The state's education commissioner predicted in April that as many as 10,000 students would go the portfolio appeal route. It's a figure similar to the number of appeals received when the state switched exams five years ago.

According to a DOE spokesman, nearly every portfolio appeal of the 10,000-plus received has been processed and sent back to the individual school districts. Districts determine if the student meets the high school graduation requirement.

Prior to the introduction of the PARCC, or Partnership for Assessment of Readiness for College and Careers exam, districts submitted portfolio appeals for about 2,000 students each year, the DOE said.

Under the current rules, if a student performed poorly on the PARCC, or skipped it altogether, a portfolio appeal is not the only other option towards a diploma. The student can still meet the graduation requirements with sufficient scores on other tests such as the SAT, ACT and ASVAB-AFQT (Armed Forces Qualification Test).

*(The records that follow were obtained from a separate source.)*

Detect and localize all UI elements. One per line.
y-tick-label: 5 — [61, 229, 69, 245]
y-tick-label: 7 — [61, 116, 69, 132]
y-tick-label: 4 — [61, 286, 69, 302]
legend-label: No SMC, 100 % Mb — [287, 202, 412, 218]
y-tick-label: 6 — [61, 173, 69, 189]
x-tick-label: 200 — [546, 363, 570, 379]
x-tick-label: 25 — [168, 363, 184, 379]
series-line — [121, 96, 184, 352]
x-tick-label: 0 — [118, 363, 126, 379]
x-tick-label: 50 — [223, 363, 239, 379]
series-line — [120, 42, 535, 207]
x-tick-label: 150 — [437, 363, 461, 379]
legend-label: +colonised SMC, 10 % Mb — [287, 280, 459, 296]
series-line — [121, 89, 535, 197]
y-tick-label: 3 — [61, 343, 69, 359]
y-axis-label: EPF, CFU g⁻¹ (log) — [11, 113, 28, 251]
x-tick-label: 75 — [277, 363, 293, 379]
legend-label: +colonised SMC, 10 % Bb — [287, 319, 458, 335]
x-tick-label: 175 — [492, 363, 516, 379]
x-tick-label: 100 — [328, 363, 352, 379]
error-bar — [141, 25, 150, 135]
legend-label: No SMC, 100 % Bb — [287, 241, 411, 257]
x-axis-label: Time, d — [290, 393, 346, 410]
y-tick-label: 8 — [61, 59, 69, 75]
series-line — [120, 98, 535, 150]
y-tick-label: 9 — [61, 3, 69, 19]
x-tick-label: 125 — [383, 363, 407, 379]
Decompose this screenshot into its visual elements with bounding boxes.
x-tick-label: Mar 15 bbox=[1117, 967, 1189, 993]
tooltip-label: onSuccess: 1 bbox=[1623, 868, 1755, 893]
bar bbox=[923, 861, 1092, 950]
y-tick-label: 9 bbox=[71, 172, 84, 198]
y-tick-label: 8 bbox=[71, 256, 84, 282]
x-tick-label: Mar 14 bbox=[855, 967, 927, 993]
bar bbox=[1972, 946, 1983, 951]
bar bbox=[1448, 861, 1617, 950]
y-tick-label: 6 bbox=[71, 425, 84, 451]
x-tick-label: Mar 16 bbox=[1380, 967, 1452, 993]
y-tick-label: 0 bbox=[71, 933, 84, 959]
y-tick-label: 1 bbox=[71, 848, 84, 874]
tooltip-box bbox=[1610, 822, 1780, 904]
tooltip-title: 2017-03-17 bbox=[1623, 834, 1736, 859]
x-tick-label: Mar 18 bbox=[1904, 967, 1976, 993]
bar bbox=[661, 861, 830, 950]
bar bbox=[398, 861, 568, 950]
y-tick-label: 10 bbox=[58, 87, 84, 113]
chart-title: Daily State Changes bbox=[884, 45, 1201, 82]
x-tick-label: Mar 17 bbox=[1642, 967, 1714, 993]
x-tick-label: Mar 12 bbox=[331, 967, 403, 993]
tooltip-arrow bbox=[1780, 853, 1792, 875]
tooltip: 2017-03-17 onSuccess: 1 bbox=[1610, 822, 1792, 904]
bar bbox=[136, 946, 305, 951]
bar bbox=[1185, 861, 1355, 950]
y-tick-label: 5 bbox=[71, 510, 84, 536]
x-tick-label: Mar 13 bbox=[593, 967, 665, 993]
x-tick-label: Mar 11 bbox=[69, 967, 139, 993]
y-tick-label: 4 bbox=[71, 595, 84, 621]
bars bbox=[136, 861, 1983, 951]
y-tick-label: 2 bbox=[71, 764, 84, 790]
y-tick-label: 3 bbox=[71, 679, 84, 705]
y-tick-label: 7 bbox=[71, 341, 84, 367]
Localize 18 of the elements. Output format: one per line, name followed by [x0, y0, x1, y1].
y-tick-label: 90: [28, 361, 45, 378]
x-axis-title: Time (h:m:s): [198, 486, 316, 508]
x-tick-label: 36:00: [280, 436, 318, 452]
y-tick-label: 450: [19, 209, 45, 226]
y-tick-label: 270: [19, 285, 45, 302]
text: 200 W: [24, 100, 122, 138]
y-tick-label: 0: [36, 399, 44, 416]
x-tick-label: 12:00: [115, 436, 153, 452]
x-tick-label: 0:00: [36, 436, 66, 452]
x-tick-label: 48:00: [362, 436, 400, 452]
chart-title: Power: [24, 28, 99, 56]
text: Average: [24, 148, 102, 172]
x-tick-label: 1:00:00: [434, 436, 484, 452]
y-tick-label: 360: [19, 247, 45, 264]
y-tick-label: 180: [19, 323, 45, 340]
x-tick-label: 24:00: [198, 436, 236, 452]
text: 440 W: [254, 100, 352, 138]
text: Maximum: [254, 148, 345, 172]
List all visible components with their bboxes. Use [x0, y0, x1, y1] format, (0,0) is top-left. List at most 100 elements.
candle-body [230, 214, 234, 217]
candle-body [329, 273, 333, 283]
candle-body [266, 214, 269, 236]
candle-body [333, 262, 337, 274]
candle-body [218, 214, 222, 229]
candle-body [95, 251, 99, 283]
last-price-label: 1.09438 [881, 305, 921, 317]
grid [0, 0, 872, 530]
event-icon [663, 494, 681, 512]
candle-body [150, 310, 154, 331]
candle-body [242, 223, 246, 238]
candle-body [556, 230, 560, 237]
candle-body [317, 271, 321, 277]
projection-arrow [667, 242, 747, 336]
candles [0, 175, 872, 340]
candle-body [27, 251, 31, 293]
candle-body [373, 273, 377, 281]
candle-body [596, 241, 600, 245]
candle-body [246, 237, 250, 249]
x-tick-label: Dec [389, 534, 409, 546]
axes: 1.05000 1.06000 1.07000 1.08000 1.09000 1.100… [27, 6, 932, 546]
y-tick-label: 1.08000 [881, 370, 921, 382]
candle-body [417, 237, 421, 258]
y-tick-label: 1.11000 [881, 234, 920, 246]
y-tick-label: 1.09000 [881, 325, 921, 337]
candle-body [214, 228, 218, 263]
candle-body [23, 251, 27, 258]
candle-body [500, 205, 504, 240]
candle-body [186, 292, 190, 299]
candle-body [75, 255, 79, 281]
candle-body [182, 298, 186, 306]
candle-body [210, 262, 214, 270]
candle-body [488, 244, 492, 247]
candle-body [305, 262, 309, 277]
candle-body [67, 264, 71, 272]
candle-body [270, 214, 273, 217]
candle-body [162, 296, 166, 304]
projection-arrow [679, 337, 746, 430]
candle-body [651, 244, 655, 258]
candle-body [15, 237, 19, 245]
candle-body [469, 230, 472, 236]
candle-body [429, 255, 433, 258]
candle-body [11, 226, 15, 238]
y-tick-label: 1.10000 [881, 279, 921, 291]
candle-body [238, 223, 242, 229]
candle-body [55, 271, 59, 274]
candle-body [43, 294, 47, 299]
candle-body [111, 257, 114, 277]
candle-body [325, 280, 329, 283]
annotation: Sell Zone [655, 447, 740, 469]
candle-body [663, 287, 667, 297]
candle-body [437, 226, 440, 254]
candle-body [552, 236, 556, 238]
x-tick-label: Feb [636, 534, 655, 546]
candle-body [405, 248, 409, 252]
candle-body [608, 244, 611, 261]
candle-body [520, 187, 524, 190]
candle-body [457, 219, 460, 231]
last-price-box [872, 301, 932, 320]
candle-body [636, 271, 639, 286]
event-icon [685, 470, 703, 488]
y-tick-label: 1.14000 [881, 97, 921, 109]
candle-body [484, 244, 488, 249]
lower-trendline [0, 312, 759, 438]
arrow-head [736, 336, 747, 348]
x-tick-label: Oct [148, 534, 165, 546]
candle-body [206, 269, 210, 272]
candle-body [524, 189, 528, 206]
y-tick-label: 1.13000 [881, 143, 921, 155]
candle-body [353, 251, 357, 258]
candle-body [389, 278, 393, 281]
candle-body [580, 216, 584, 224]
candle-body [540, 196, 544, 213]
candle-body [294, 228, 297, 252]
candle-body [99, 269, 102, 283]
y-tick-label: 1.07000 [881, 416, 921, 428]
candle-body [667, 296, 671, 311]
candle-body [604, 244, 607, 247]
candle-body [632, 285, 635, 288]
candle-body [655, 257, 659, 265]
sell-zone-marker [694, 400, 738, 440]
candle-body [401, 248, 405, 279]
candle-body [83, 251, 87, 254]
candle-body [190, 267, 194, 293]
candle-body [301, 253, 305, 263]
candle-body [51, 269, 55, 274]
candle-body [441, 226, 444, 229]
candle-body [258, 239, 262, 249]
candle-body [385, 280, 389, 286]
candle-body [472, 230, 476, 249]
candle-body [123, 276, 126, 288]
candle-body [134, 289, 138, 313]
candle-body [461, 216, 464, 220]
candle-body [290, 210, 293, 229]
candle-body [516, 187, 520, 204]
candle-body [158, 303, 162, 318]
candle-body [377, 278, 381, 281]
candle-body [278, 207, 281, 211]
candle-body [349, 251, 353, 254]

Proposed regulations would make the PARCC a graduation requirement and eliminate other test options for the Class of 2021, but the portfolio appeal would still be an available route.

"You go from PARCC to a portfolio review; that's it," said Susan Cauldwell, lead organizer for Save Our Schools New Jersey.

The group claims the PARCC is not measure of a student's college or career readiness, and, like all standardized tests, the PARCC does not improve educational outcomes.

"We would eventually like to see New Jersey do away with an exit exam altogether," Cauldwell said.

According to Cauldwell, a student should never be denied a diploma if they have the required credits, attendance and grade point average.